An epigenetic cause of miscarriages has been identified and cured in mice
Researchers have discovered that failed epigenetic suppression of an X-chromosome gene called Xist leads to miscarriage and developmental abnormalities.
Scientists from the RIKEN Center for Integrative Medical Sciences (IMS), Japan have discovered a gene responsible for prenatal death when critical transgenerational instructions are missing from egg cells. The study, published in Genes & Development showed that in mice, failed epigenetic suppression of an X-chromosome gene called “Xist” leads to miscarriage and developmental abnormalities.
For embryos to develop normally, egg and sperm cells need to receive important biological instructions before they meet up. Once an egg is fertilised, some of these instructions tell genes to be turned on or off depending on whether they came from the mother or father. This process is called genomic imprinting and is the focus of the new study.
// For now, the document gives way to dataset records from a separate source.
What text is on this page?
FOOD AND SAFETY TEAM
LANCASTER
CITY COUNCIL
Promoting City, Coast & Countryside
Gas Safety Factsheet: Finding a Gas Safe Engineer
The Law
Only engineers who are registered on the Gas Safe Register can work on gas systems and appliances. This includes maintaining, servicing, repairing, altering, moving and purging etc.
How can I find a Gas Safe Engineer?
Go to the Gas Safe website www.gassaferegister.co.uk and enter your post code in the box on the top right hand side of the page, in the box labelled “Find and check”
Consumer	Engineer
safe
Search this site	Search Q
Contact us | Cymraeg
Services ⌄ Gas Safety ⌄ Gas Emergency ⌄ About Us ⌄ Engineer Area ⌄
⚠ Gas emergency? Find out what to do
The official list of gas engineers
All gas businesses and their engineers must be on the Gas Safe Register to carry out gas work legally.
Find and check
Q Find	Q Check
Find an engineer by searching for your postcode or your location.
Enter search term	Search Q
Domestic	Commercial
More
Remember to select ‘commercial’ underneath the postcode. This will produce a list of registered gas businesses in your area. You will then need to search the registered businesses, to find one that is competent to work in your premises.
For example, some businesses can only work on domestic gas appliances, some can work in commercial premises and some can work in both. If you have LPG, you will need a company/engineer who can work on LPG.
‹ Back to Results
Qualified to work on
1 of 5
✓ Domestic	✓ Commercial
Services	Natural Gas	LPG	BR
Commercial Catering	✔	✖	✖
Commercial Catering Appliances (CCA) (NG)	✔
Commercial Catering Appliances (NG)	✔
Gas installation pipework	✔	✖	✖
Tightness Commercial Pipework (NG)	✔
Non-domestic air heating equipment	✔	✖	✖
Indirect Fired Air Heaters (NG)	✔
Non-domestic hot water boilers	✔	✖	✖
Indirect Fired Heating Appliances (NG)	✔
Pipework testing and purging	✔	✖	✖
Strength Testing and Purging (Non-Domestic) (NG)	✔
When modifications in gene expression are passed on to the next generation, they are called transgenerational epigenetic changes because they are inheritable changes even though the DNA code remains unchanged. The researchers have been studying a specific set of transgenerational epigenetic instructions given to egg cells called histone H3 lysine 27 (H3K27) trimethylation. In previous studies, they found that preventing these instructions led to prenatal death, particularly for male embryos, and to enlarged placentas in the mothers. The new study examined whether those outcomes were directly related to failed imprinting.
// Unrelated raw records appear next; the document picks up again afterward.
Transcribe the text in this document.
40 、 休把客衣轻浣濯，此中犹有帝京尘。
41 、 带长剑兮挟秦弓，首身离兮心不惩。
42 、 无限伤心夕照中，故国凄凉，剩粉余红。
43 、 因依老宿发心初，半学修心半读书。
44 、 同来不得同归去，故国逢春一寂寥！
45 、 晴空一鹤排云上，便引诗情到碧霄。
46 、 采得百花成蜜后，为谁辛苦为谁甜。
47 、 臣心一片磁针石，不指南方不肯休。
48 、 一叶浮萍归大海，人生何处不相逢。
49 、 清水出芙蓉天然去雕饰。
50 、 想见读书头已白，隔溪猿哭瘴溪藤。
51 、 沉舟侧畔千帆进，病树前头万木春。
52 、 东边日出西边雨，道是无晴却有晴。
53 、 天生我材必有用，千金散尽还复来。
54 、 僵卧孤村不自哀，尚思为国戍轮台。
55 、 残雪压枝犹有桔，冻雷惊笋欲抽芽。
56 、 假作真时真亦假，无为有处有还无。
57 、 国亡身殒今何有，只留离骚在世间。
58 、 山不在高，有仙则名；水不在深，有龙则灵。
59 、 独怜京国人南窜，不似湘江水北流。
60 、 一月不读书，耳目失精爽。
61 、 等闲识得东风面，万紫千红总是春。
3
The study began by knocking out a gene required for H3K27 trimethylation in eggs so that the transgenerational instructions could not be given. Next, the team added a knockout of the Xist gene to these eggs. Because the male offspring tended to die, the researchers suspected that the culprit was a gene on the sex chromosome. As it turns out, there are nine maternal genes known to be suppressed in embryos in favour of the ones with paternal origins. And only one, Xist, is on the X-chromosome.
The researchers found that prenatal death was greatly reduced, and the male-skewed lethality was gone after knocking out Xist. This showed that failed Xist imprinting was the reason for the prenatal death. However, the placenta was still enlarged. Reasoning that this was likely related excess expression of the other eight genes that failed to imprint, the team created eight different deletion mutants in the double knockout embryos. They found that for three of the genes, this resulted in normal-sized placentas.
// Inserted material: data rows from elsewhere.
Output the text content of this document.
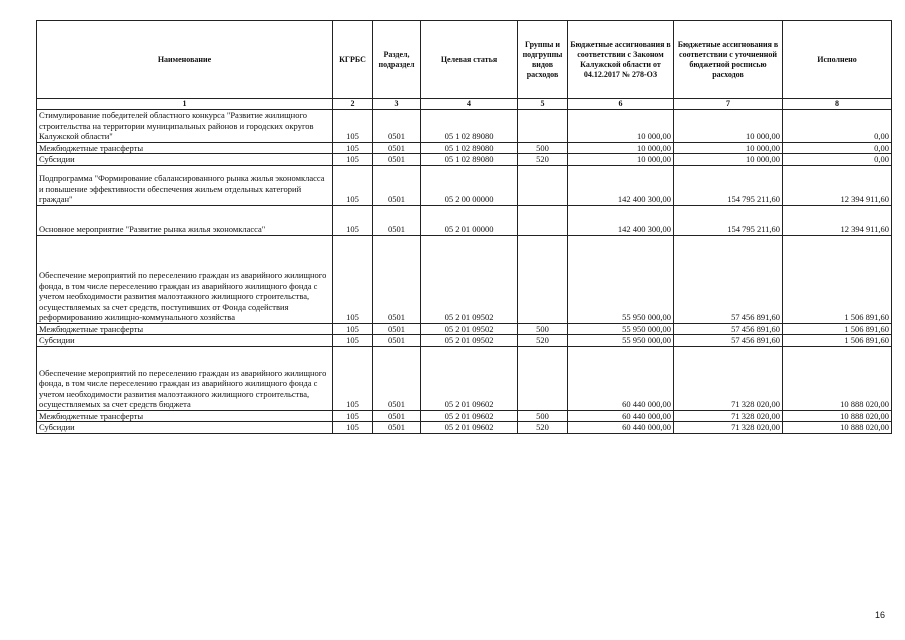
Наименование	КГРБС	Раздел, подраздел	Целевая статья	Группы и подгруппы видов расходов	Бюджетные ассигнования в соответствии с Законом Калужской области от 04.12.2017 № 278-ОЗ	Бюджетные ассигнования в соответствии с уточненной бюджетной росписью расходов	Исполнено
1	2	3	4	5	6	7	8
Стимулирование победителей областного конкурса "Развитие жилищного строительства на территории муниципальных районов и городских округов Калужской области"	105	0501	05 1 02 89080		10 000,00	10 000,00	0,00
Межбюджетные трансферты	105	0501	05 1 02 89080	500	10 000,00	10 000,00	0,00
Субсидии	105	0501	05 1 02 89080	520	10 000,00	10 000,00	0,00
Подпрограмма "Формирование сбалансированного рынка жилья экономкласса и повышение эффективности обеспечения жильем отдельных категорий граждан"	105	0501	05 2 00 00000		142 400 300,00	154 795 211,60	12 394 911,60
Основное мероприятие "Развитие рынка жилья экономкласса"	105	0501	05 2 01 00000		142 400 300,00	154 795 211,60	12 394 911,60
Обеспечение мероприятий по переселению граждан из аварийного жилищного фонда, в том числе переселению граждан из аварийного жилищного фонда с учетом необходимости развития малоэтажного жилищного строительства, осуществляемых за счет средств, поступивших от Фонда содействия реформированию жилищно-коммунального хозяйства	105	0501	05 2 01 09502		55 950 000,00	57 456 891,60	1 506 891,60
Межбюджетные трансферты	105	0501	05 2 01 09502	500	55 950 000,00	57 456 891,60	1 506 891,60
Субсидии	105	0501	05 2 01 09502	520	55 950 000,00	57 456 891,60	1 506 891,60
Обеспечение мероприятий по переселению граждан из аварийного жилищного фонда, в том числе переселению граждан из аварийного жилищного фонда с учетом необходимости развития малоэтажного жилищного строительства, осуществляемых за счет средств бюджета	105	0501	05 2 01 09602		60 440 000,00	71 328 020,00	10 888 020,00
Межбюджетные трансферты	105	0501	05 2 01 09602	500	60 440 000,00	71 328 020,00	10 888 020,00
Субсидии	105	0501	05 2 01 09602	520	60 440 000,00	71 328 020,00	10 888 020,00
16
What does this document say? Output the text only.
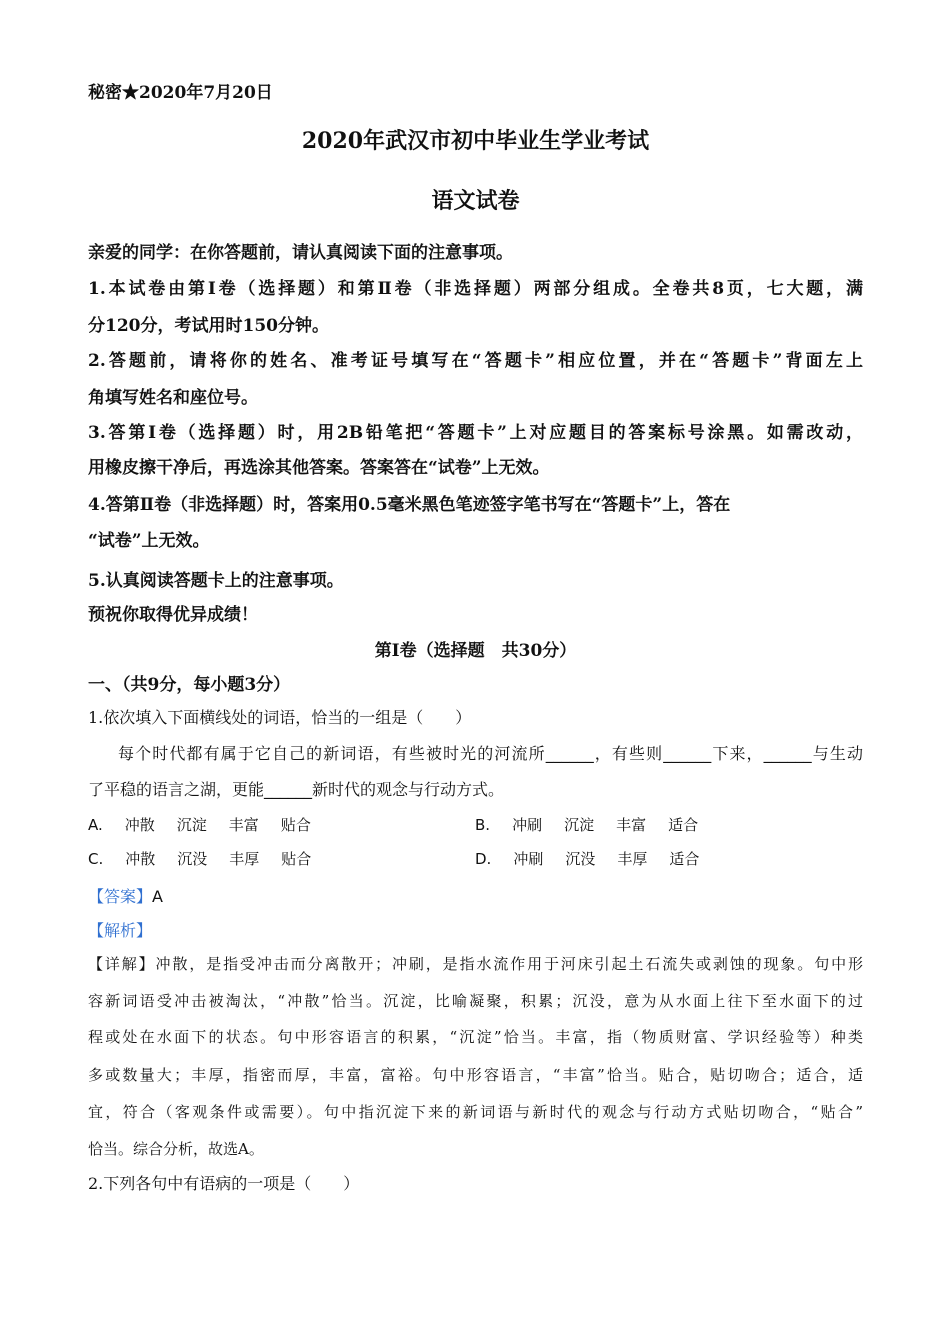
秘密★2020年7月20日
2020年武汉市初中毕业生学业考试
语文试卷
亲爱的同学：在你答题前，请认真阅读下面的注意事项。
1.本试卷由第Ⅰ卷（选择题）和第Ⅱ卷（非选择题）两部分组成。全卷共8页，七大题，满
分120分，考试用时150分钟。
2.答题前，请将你的姓名、准考证号填写在“答题卡”相应位置，并在“答题卡”背面左上
角填写姓名和座位号。
3.答第Ⅰ卷（选择题）时，用2B铅笔把“答题卡”上对应题目的答案标号涂黑。如需改动，
用橡皮擦干净后，再选涂其他答案。答案答在“试卷”上无效。
4.答第Ⅱ卷（非选择题）时，答案用0.5毫米黑色笔迹签字笔书写在“答题卡”上，答在
“试卷”上无效。
5.认真阅读答题卡上的注意事项。
预祝你取得优异成绩！
第Ⅰ卷（选择题　共30分）
一、（共9分，每小题3分）
1.依次填入下面横线处的词语，恰当的一组是（　　）
每个时代都有属于它自己的新词语，有些被时光的河流所______，有些则______下来，______与生动
了平稳的语言之湖，更能______新时代的观念与行动方式。
A. 冲散 沉淀 丰富 贴合	B. 冲刷 沉淀 丰富 适合
C. 冲散 沉没 丰厚 贴合	D. 冲刷 沉没 丰厚 适合
【答案】A
【解析】
【详解】冲散，是指受冲击而分离散开；冲刷，是指水流作用于河床引起土石流失或剥蚀的现象。句中形
容新词语受冲击被淘汰，“冲散”恰当。沉淀，比喻凝聚，积累；沉没，意为从水面上往下至水面下的过
程或处在水面下的状态。句中形容语言的积累，“沉淀”恰当。丰富，指（物质财富、学识经验等）种类
多或数量大；丰厚，指密而厚，丰富，富裕。句中形容语言，“丰富”恰当。贴合，贴切吻合；适合，适
宜，符合（客观条件或需要）。句中指沉淀下来的新词语与新时代的观念与行动方式贴切吻合，“贴合”
恰当。综合分析，故选A。
2.下列各句中有语病的一项是（　　）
“We succeeded in curing developmental defects in a mouse model that otherwise suffers from prenatal lethality and placental malformation due to the lack of transgenerational epigenetic instructions from mothers,” said Azusa Inoue, research lead.
The researchers plan to conduct more experiments to determine how these specific biological instructions are established when egg cells are created, and whether environmental factors can influence the process.